一方でROKUはNIOと同様にかなり以前の段階からオプション取引が毎日1万口以上成立しており、

タイトルなし


こういったのを見ると、オプション市場ではきちんと調べられてこれは夢があるのではないかと思われる銘柄については盛り上がるかなり前からオプション取引が時価総額に対して不釣り合いなレベルで多額の取引をされていることがうかがえる。

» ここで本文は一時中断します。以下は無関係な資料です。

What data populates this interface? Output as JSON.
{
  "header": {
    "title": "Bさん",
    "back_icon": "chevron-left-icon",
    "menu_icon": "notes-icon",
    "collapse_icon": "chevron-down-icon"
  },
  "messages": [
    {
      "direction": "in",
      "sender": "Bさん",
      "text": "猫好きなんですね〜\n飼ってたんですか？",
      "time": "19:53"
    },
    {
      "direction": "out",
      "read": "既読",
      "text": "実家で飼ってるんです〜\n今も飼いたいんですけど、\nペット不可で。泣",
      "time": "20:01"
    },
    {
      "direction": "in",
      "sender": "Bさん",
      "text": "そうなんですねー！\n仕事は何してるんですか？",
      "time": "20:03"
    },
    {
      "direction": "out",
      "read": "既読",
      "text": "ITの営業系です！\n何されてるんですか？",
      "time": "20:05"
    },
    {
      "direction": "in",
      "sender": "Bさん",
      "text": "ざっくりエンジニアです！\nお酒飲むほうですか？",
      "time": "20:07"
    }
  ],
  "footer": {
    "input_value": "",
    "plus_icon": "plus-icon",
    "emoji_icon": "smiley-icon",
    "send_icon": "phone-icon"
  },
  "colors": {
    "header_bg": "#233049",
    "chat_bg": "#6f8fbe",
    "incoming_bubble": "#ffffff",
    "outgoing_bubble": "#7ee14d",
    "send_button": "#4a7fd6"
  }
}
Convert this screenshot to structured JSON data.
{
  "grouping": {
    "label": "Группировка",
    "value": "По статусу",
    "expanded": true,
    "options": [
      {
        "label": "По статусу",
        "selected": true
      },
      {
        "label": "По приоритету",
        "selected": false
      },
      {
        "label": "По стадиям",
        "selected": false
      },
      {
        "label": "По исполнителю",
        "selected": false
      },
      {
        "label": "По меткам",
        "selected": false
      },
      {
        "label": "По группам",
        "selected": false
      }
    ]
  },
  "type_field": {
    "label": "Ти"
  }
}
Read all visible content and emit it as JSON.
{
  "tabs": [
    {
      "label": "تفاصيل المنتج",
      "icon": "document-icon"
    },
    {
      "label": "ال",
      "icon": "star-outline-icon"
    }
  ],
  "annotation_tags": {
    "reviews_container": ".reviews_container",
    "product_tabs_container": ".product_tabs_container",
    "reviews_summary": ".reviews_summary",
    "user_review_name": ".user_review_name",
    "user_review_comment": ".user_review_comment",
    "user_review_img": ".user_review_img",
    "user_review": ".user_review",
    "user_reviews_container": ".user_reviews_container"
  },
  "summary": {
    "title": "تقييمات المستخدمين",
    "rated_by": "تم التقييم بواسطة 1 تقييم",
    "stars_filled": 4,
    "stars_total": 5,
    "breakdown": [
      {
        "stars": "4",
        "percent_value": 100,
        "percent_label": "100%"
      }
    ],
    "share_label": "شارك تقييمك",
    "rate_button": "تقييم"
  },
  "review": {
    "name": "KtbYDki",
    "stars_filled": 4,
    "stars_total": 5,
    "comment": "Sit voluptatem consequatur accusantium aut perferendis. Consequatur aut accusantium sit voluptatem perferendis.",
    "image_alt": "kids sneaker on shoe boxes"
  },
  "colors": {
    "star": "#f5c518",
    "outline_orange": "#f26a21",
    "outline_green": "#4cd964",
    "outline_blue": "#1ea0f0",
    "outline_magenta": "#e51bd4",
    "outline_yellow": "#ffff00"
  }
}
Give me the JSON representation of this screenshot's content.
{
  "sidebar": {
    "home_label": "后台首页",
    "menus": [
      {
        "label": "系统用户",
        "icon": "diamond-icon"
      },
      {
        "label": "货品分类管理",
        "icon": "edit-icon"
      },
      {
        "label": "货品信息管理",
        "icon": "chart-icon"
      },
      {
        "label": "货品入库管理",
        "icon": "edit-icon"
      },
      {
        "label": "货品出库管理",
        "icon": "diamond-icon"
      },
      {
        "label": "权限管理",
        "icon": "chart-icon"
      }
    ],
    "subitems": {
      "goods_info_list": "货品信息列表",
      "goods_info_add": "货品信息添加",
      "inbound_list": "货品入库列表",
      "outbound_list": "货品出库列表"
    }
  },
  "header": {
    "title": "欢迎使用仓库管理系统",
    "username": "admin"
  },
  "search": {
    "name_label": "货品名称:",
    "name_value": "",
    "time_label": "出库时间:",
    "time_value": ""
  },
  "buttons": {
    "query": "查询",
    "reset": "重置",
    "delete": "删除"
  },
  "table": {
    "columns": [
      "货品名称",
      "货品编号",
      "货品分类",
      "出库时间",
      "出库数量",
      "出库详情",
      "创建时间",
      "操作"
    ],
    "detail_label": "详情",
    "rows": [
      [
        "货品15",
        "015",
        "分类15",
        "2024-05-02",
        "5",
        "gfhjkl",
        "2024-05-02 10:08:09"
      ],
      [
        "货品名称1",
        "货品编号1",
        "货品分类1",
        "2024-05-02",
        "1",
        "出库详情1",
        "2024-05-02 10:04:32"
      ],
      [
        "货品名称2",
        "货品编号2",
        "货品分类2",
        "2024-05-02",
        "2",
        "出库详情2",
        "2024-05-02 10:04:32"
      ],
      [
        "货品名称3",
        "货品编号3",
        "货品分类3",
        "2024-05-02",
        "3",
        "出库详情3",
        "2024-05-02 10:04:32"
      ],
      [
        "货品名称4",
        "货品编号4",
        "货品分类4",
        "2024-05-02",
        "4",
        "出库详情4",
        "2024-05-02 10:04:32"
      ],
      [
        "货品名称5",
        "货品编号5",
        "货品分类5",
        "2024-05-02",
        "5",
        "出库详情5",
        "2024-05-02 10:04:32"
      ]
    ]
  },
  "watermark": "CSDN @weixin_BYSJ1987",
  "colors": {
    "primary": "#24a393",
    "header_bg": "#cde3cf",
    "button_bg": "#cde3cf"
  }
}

一つの 目処としてはCBOE集計分で一日1万口以上の取引といったところだろうか。
今のバブルになる前に今から振り返ると、ZM・ROKU・PTON・NIOは安定して1万口以上のオプション売買がなされていたということもあり、おそらくそれなりに調べた人間がコールオプション買いでコミットしていたものと思われる。
一方でNKLA・FSLYはオプション売買を見る限り積み重ねが薄く、にわかバブルに乗っかっただけという感触が抜けず、特にNKLAは結局株価がボロボロになったところを見るとオプション取引がにわかに集まった銘柄は短期だと割り切っていつ脱出するかきちんと決めておいた方がよいと思われる。
少なくとも一日1000口以上のオプション取引がない銘柄は誰も夢があるとは思っていないことはデータを見ているとなんとなく感じた。